Revision Questions

These questions relate to the maths that (I think) you already know. If not, don’t worry - have another look at the Prerequisites document.

Exercise 0.1 Suppose X \sim \cN(\mu, \sigma^2) and Y = a + bX (b \neq 0). Find \E(Y), \Var(Y) and \Cov(X, Y). What is the distribution of Y?

Exercise 0.2 In each round of a game you win 0.15 with chance 0.55 or lose 0.1 with chance 0.45. Successive rounds are independent and you play 1,000 times. Use the Central Limit Theorem to estimate the chance that your total winnings exceed 35.

Exercise 0.3 Suppose that over a unit period the price of a stock changes from s to either us with chance p or ds with chance 1-p. Successive price changes are independent. Estimate the probability that the stock price will increase by at least 30% over the next 100 time periods when u = 1.02, d = 0.98 and p = 0.52.

Hint: switch to \log scale and compare with the previous problem.

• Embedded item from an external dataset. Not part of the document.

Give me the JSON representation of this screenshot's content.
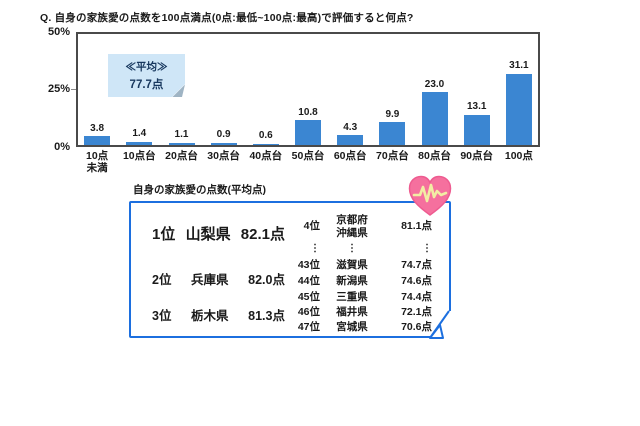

Exercise 0.4 Show that, if a \geq 0 is constant, (1 + a/n)^n \to e^a as n \to \infty.

Hint: analyse the behaviour of (1 + a/x)^x as x \to \infty by taking \log and applying Taylor’s theorem (treating the remainder with professional care!). Alternatively, using the definition of \log, show that if n > -a we have a/(n+a) < \log(1+a/n) < a/n and deduce the result from this.

Exercise 0.5 You take out a loan for the amount L. For the next n months you will pay back amount a at the end of each month. Interest accrues at rate r per month – that is, if you owe R_j at the end of month j, you will owe (1+r)R_j at the end of the next month (before your next payment is made).

Express the amount a that leads to the loan being paid back exactly in terms of L, n and r.

Hint: let R_j be the amount owed at the end of month j (after the payment, so R_0 = L and R_n = 0) and relate R_j to R_{j+1}.

Check that a > rL. Why is this essential? How much of the payment at the end of month j was for interest and how much for paying off the loan principal? Check that the amounts paid off the principal do add up to L.